Sugar is the prime culprit of tooth decay, childhood obesity and diabetes, with the National Diet and Nutrition Survey (Public Health England) showing four- to ten-year-olds consuming twice as much sugar as they should be. The survey which covered 200 parents of children aged four to ten revealed that children were eating on average three sugar cubes at breakfast alone, in most cases nearly using up the entire or half of their allocation of recommended sugar intake per day at breakfast alone. See below here how much sugar should children eat:

~ age 2 - less than 13 grams or 3 cubes per day

~ age 3 - less than 15 grams or 4 cubes per day

~ age 4 to 6 - less than 19 grams or 5 cubes per day

~ age 7 to 10 years - less than 24 grams or 6 cubes per day

A small bowel of sugary breakfast cereal contains around two cubes of sugar, spreading chocolate spread on toast racks up three sugar cubes and a glass of fruit juice has a whopping five cubes in it.

For many parents who are rushing in the morning and who are juggling many tasks, how easy is it to give children a healthy start? As well as researching some apps that might help with identifying hidden sugars through bar code scanning, an easy way is to replace sugary cereals with wholemeal toast.

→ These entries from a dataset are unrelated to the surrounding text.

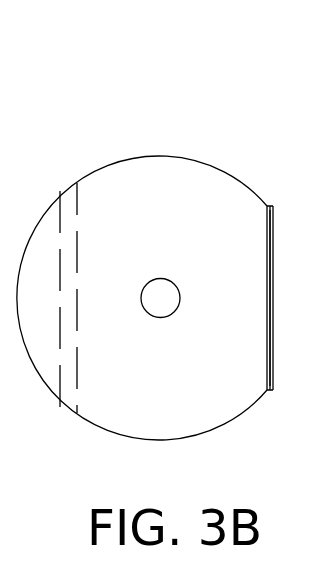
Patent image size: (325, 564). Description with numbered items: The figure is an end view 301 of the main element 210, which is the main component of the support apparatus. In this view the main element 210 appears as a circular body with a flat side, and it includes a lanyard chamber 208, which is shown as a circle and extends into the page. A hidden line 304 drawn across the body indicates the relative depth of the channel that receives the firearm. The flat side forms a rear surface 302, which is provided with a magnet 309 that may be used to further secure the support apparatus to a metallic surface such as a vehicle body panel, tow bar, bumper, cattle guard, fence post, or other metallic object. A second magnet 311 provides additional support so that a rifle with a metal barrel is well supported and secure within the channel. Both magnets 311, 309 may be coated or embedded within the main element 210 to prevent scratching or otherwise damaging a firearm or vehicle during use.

The end view 301 is at (166, 79).
The main element 210 is at (186, 157).
The rear surface 302 is at (272, 392).
The magnet 309 is at (262, 334).
The lanyard chamber 208 is at (176, 279).
The hidden line 304 is at (62, 194).
The magnet 311 is at (80, 248).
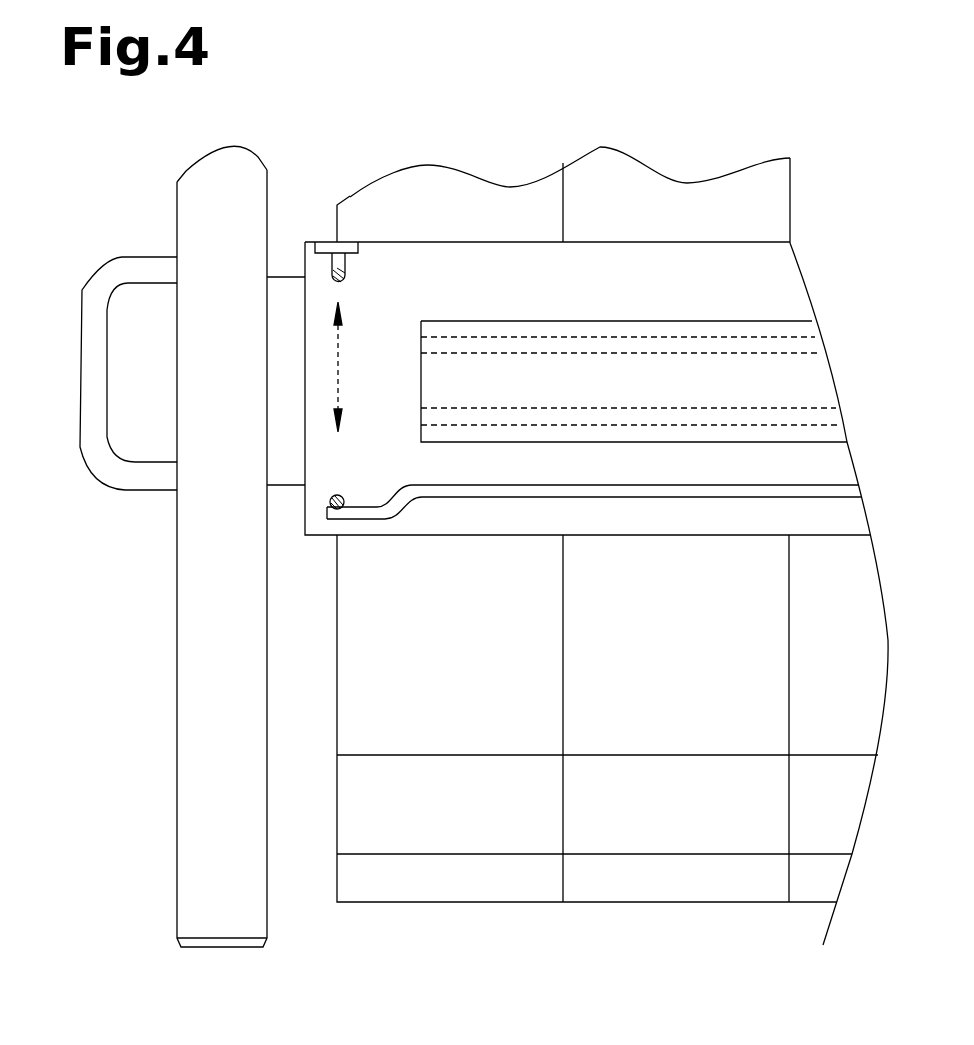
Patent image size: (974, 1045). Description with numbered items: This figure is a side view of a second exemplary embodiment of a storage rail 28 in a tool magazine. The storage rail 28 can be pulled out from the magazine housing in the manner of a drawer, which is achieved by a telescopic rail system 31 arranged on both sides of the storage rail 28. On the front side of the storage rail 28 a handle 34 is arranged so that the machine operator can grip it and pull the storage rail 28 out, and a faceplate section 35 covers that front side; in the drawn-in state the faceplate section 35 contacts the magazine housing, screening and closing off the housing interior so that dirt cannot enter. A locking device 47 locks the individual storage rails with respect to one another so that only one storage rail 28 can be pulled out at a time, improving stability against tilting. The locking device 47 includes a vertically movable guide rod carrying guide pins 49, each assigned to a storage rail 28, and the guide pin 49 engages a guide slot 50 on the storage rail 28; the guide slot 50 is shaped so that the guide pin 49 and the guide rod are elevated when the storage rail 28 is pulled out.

The storage rail 28 is at (448, 283).
The telescopic rail system 31 is at (687, 310).
The handle 34 is at (93, 462).
The faceplate section 35 is at (208, 805).
The locking device 47 is at (348, 206).
The guide pin 49 is at (330, 503).
The guide slot 50 is at (822, 492).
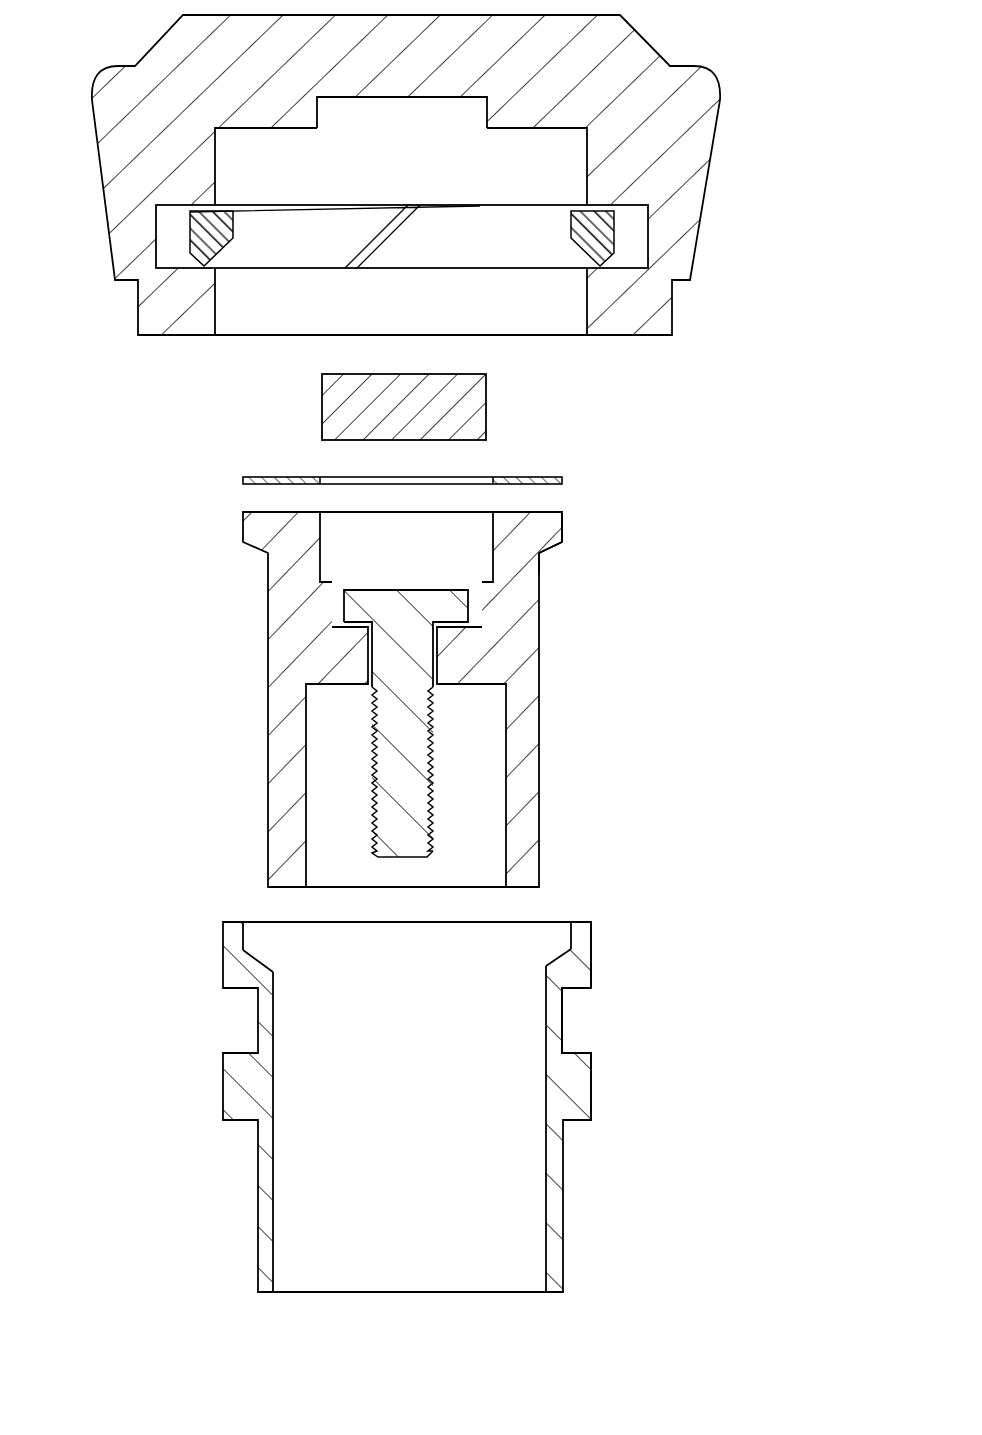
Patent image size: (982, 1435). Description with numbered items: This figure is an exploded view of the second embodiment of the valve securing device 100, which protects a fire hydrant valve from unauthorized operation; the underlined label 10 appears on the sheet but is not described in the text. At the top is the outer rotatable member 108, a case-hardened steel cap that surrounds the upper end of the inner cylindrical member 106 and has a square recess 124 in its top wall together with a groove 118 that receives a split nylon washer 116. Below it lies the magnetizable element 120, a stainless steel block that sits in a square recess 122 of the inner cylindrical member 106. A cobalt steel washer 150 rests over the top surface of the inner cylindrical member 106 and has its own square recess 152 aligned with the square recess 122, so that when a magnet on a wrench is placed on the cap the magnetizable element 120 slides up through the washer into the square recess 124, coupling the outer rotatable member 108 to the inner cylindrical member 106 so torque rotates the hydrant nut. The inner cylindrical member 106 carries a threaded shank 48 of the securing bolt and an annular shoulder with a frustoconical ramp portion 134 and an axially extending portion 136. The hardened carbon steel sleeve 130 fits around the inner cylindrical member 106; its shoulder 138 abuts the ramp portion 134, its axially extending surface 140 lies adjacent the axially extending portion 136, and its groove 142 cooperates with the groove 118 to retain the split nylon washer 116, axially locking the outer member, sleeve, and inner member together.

The valve apparatus 10 is at (153, 1254).
The valve securing device 100 is at (718, 72).
The outer rotatable member 108 is at (692, 215).
The square recess 124 is at (445, 112).
The groove 118 is at (633, 253).
The split nylon washer 116 is at (218, 243).
The magnetizable element 120 is at (475, 405).
The cobalt steel washer 150 is at (555, 483).
The square recess 152 is at (330, 478).
The inner cylindrical member 106 is at (523, 695).
The square recess 122 is at (426, 574).
The axially extending portion 136 is at (563, 517).
The frustoconical ramp portion 134 is at (547, 546).
The threaded shank 48 is at (393, 765).
The hardened carbon steel sleeve 130 is at (256, 1162).
The shoulder 138 is at (549, 956).
The axially extending surface 140 is at (570, 935).
The groove 142 is at (563, 1015).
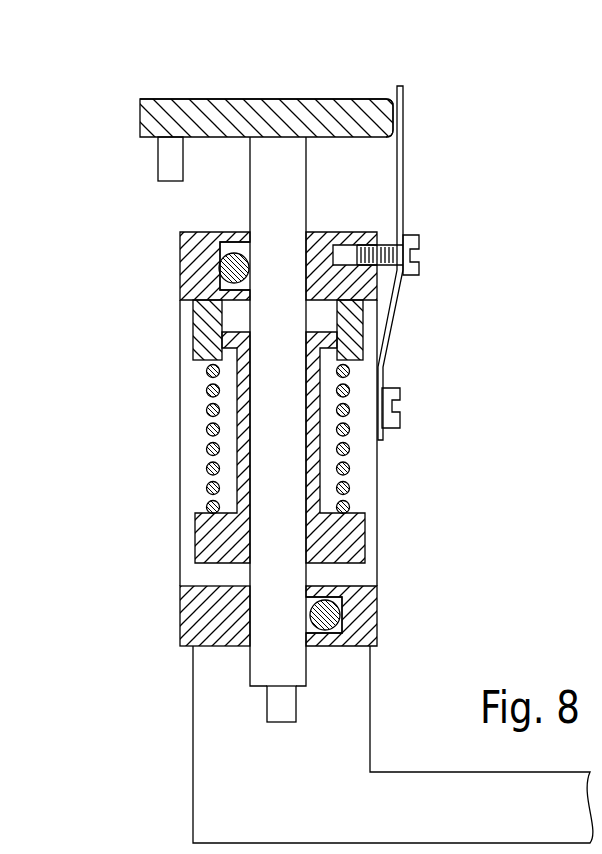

The philosophy for The Little Mill is simple: nothing added, nothing taken away. The grain is sourced locally and our milling process which uses a series of mill stones, means that the entire wholegrain is used. So unlike refined flours it retains all of its nutritional goodness, B & E vitamins, antioxidants, fibre, protein, minerals and healthy oils.

Try some of these ideas:

  • Peanut butter & banana toast
  • Poached eggs on toast
  • Peanut butter with apple slices on toast
  • Cream cheese, pomegranites on toast

In any case, make wholemeal the star of the show, here is a recipe that you can use for a wholemeal soda bread using The Little Mill flours.

Wholemeal Brown Soda Bread with Honey and Sea Salt


~ Plain Wholemeal Flour 250g

~ Plain White Flour 250g

~ Bicarbonate of Soda (baking soda) 9g (2/3 tsp)

~ Sea Salt (can use normal salt) 9g (1 1/4 tsp)

~ Honey (optional) 10g (2 tsp)

~ Buttermilk 440 ml

~ One 2lb Loaf Tin


  1. Place flour in a mixing bowl, sieve the baking soda onto the flours and add the sea salt. Mix all the powders together to make sure the soda is fully dispersed.

  2. Add the honey and the buttermilk.

  3. Mix using a spatula or by hand until a smooth lump free soft dough is made.

  4. Place the dough in your greased 2lb baking tin and pat down.

  5. Cut the dough down the centre length of the tin with a knife.

  6. Place the tin in a preheated oven to 175 C. Bake for 52-55 minutes or as required.

  7. Turn onto cooling wire after baking to allow to cool.

*Consider sprinkling some wheat or porridge flakes on top of the dough prior to baking for decoration but this is optional.